Let's increase verticalCoefficient to 20

curl --location --request GET 'http://localhost:8080/estimate?keyword=iphone charger'

horizontalCoefficient = 6 verticalCoefficient = 20

   :  Prefix:i,              horizontalScore: 9.142858, verticalScore: 0.18285714, total:9.33
   :  Prefix:iphon,          horizontalScore: 7.0329676, verticalScore: 0.21098901, total:7.24
   :  Prefix:iphone cha,     horizontalScore: 4.395604, verticalScore: 0.21978025, total:4.62
   :  Prefix:iphone ,        horizontalScore: 5.9780216, verticalScore: 0.17934066, total:6.16
   :  Prefix:ip,             horizontalScore: 8.615384, verticalScore: 0.21538468, total:8.83
   :  Prefix:ipho,           horizontalScore: 7.56044, verticalScore: 0.22681321, total:7.79
   :  Prefix:iph,            horizontalScore: 8.087912, verticalScore: 0.24263741, total:8.33
   :  Prefix:iphone,         horizontalScore: 6.5054946, verticalScore: 0.19516487, total:6.70
   :  Prefix:iphone ch,      horizontalScore: 4.923077, verticalScore: 0.24615383, total:5.17
   :  Prefix:iphone c,       horizontalScore: 5.450549, verticalScore: 0.27252752, total:5.72
   :  Prefix:iphone char,    horizontalScore: 3.868132, verticalScore: 0.19340658, total:4.06
   :  Prefix:iphone charg,   horizontalScore: 3.340659, verticalScore: 0.16703296, total:3.51
   :  Prefix:iphone charger, horizontalScore: 2.2857141, verticalScore: 0.11428571, total:2.40
   :  Prefix:iphone charge,  horizontalScore: 2.8131866, verticalScore: 0.14065933, total:2.95
   :  Overall score for iphone charger : 82.81

Response : { "score": 82.81, "keyword": "iphone charger", "result": { "success": true, "message": "Success!" } }

b. How does your algorithm work?

1-) When the request comes, i divide word into prefix combinations, Ex. ipad -> i, ip, ipa, ipad.
2-) Each prefix is assigned to a CompletableFuture task. I'm doing that because of time concern. Every thread works in parallel, asynchronously, they are non-blocking. Every thead waits each other until all of them finish their job.
3-) The task starts with getting succession from Amazon api by keyword.
4-) Calculation of horizontal score with the formula above.
5-) Calculation of vertical score with vertical coefficient.
6-) Combining all CompletableFuture, and summing results, sending in EstimationResponse.

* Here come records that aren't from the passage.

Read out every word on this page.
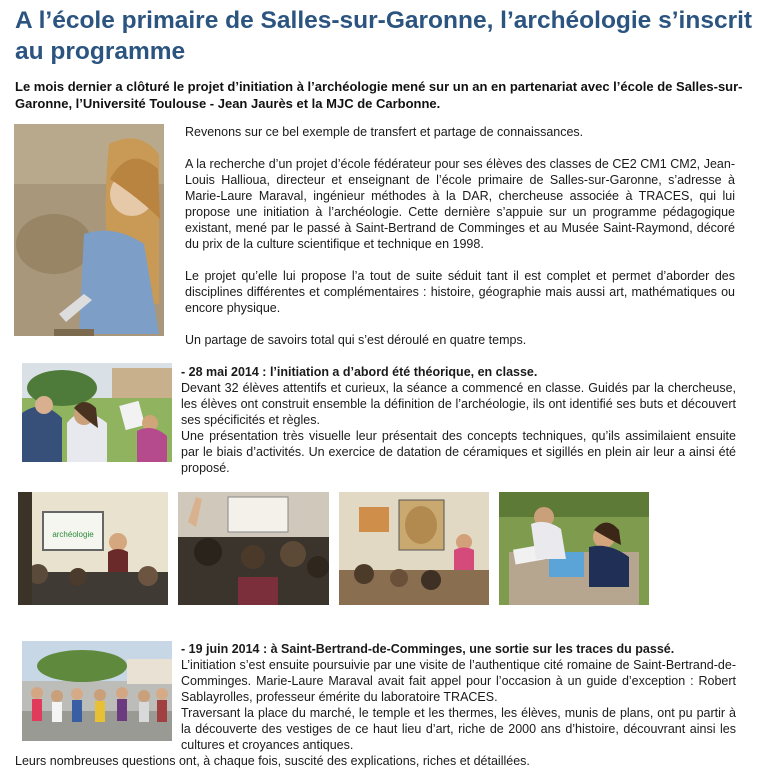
A l’école primaire de Salles-sur-Garonne, l’archéologie s’inscrit au programme

Le mois dernier a clôturé le projet d’initiation à l’archéologie mené sur un an en partenariat avec l’école de Salles-sur-Garonne, l’Université Toulouse - Jean Jaurès et la MJC de Carbonne.

Revenons sur ce bel exemple de transfert et partage de connaissances.

A la recherche d’un projet d’école fédérateur pour ses élèves des classes de CE2 CM1 CM2, Jean-Louis Hallioua, directeur et enseignant de l’école primaire de Salles-sur-Garonne, s’adresse à Marie-Laure Maraval, ingénieur méthodes à la DAR, chercheuse associée à TRACES, qui lui propose une initiation à l’archéologie. Cette dernière s’appuie sur un programme pédagogique existant, mené par le passé à Saint-Bertrand de Comminges et au Musée Saint-Raymond, décoré du prix de la culture scientifique et technique en 1998.

Le projet qu’elle lui propose l’a tout de suite séduit tant il est complet et permet d’aborder des disciplines différentes et complémentaires : histoire, géographie mais aussi art, mathématiques ou encore physique.

Un partage de savoirs total qui s’est déroulé en quatre temps.

- 28 mai 2014 : l’initiation a d’abord été théorique, en classe.

Devant 32 élèves attentifs et curieux, la séance a commencé en classe. Guidés par la chercheuse, les élèves ont construit ensemble la définition de l’archéologie, ils ont identifié ses buts et découvert ses spécificités et règles.

Une présentation très visuelle leur présentait des concepts techniques, qu’ils assimilaient ensuite par le biais d’activités. Un exercice de datation de céramiques et sigillés en plein air leur a ainsi été proposé.

archéologie

- 19 juin 2014 : à Saint-Bertrand-de-Comminges, une sortie sur les traces du passé.

L’initiation s’est ensuite poursuivie par une visite de l’authentique cité romaine de Saint-Bertrand-de-Comminges. Marie-Laure Maraval avait fait appel pour l’occasion à un guide d’exception : Robert Sablayrolles, professeur émérite du laboratoire TRACES.

Traversant la place du marché, le temple et les thermes, les élèves, munis de plans, ont pu partir à la découverte des vestiges de ce haut lieu d’art, riche de 2000 ans d’histoire, découvrant ainsi les cultures et croyances antiques.

Leurs nombreuses questions ont, à chaque fois, suscité des explications, riches et détaillées.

I added circuit breaker, when the response time exceeds 10s, or occurs and exception, a meaningful response is sent to client.

c. Do you think the (*hint) that we gave you earlier is correct and if so - why?

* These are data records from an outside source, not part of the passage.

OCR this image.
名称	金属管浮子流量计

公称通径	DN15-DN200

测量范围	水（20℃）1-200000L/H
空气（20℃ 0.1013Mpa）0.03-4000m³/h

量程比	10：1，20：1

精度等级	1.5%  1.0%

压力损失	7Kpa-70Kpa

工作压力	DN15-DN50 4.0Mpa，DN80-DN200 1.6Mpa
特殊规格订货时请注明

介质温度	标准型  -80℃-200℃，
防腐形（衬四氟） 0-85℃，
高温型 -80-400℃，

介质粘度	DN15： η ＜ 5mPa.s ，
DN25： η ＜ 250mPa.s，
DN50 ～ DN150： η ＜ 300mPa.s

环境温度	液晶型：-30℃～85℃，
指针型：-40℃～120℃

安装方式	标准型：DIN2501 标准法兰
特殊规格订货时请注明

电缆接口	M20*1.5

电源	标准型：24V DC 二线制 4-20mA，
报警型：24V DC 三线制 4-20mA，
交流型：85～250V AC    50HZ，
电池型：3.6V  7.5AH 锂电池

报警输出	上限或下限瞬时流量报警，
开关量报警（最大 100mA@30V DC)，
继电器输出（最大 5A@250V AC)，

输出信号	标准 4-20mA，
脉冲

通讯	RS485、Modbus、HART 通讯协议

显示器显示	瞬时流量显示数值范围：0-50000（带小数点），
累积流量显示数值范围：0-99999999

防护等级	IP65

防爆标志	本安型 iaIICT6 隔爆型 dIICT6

In total, it has less effect, but it should be reflected. We can configure the efficiency with verticalCoefficient

d. How precise do you think your outcome is and why?

The results may not be consisted, because there are millions products, thousands product type and brand. Every keyword has different density rate.
When I write "i", all succession item is Apple products, most of them are Iphone gadgets. But when I write "s", there is no Samsung product, for "sa" only one Samsung item. But these 2 brands have similar market share in US market. Although, "i" is determinative prefix for Apple, "sam" 3 letters, is s determinative prefix for Samsung.

Every keyword should be assessed in a specific product type, or brand. I think defining the coefficient dynamically is the matter. Currently, I'm calculating scores for each prefix with a static coefficient, but it could be defined with different parameters.